Though self-driving cars can adapt to nearby rule-breakers, “human error or behavior such as a road rules violation that diverges from the probable behavior patterns is a factor in a disproportionate number of collisions,” Waymo told Reuters in a statement.

Cruise does not reveal what three former employees say are two key safety statistics internally: how often its cars encounter novel situations or experience what it calls “safety-critical incidents,” a combination of accidents and near-misses.

Public records seen by Reuters show Cruise with its computers in control suffered 34 accidents involving bodily harm or over $1,000 in damage across nearly three million miles of driving during a four-year span ended May 2021.

The documents, which Cruise unredacted in February in response to a request by Reuters, show its attempts to avoid repeat collisions.

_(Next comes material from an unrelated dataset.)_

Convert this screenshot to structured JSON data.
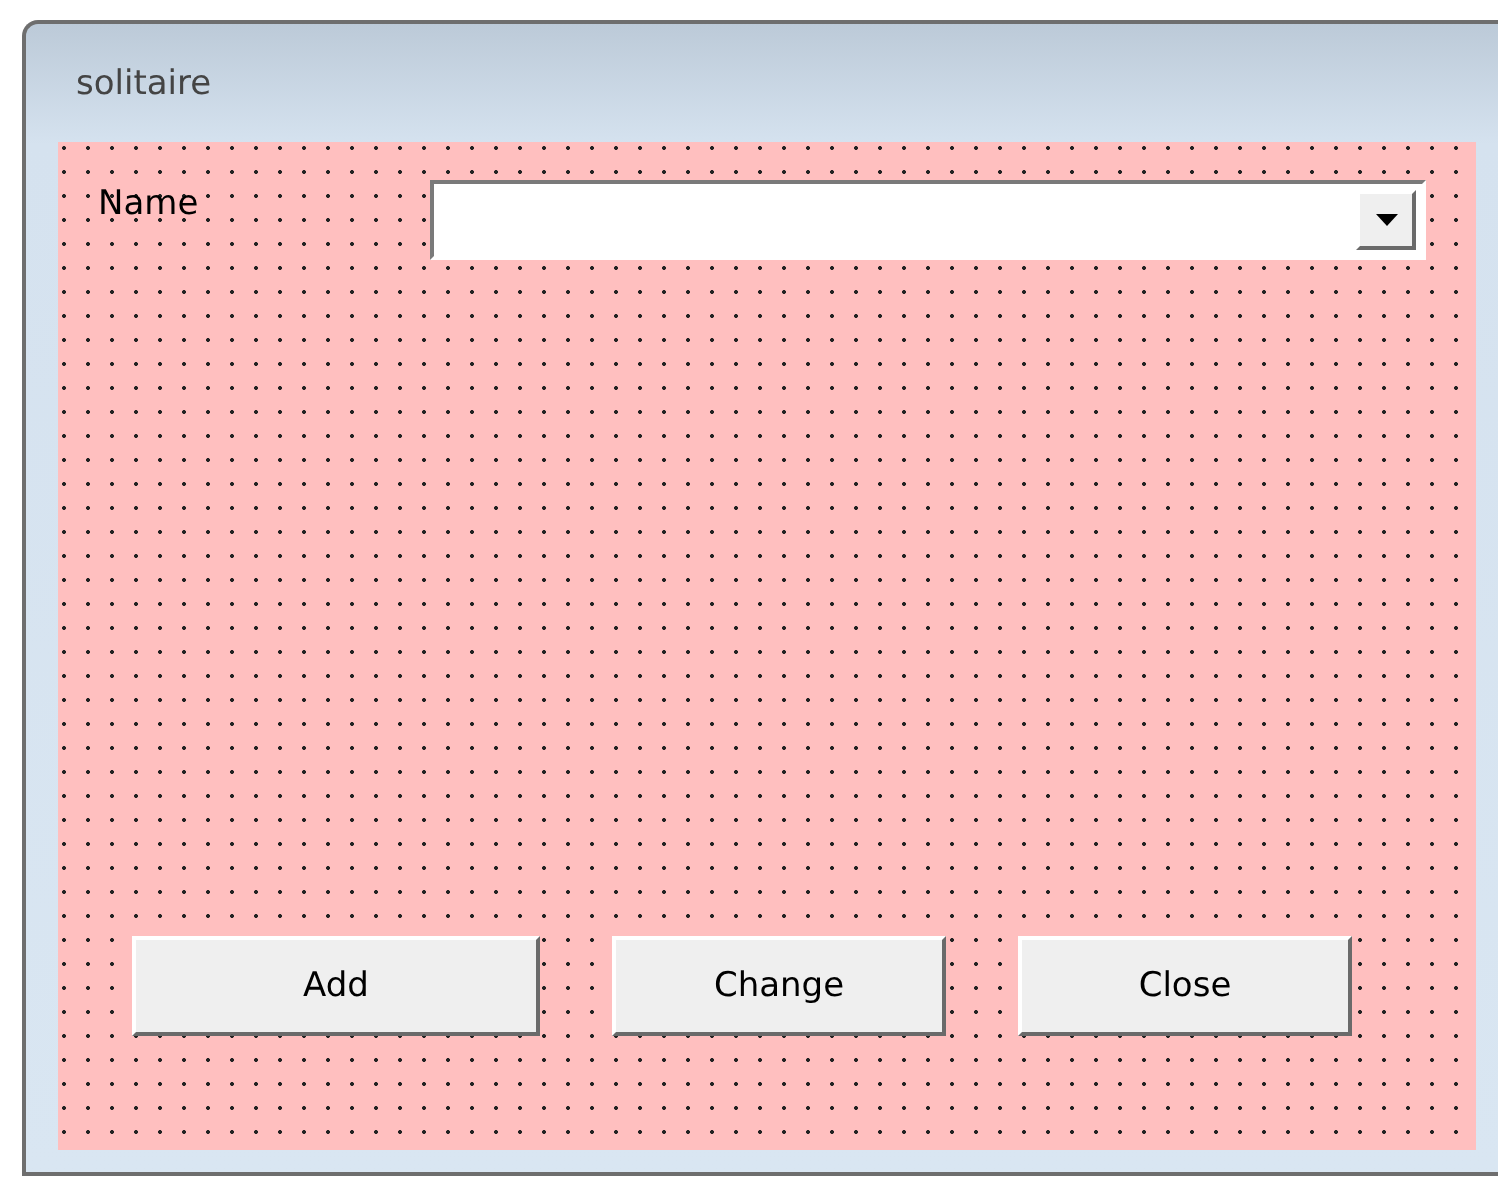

For 28 of the cases, Cruise pursued technological fixes, which often were related to improving predictions of what humans will do. It also has relaxed some rules: including a response to a 2019 accident that allows the car to “adjust strict adherence to all marked lanes,” so that it could move around parked trucks or slow cyclists.

Waymo in January sought a court order to preserve the confidentiality of its comparable data, calling it trade secrets. The state did not oppose the request, and Waymo’s records remain redacted.

Some accidents have led to lawsuits. A bicycle courier and a scooter rider have sued Cruise, and Waymo settled over a 2016 car accident.

Cruise said the car was not self driving during the scooter incident and is fighting the case.

Bicyclist Christopher McCleary, who last month settled his lawsuit, said he has suffered ongoing injuries from crashing into a Cruise car that he said came to an unexpected halt in San Francisco in 2018, and he questions the experimentation of driverless cars in public.

“Unfortunately,” he said by email, “I feel like Cruise ‘learned’ from hitting me and this is actually a sacrifice I had to make to allow Cruise to become ‘better’ at predicting situations.”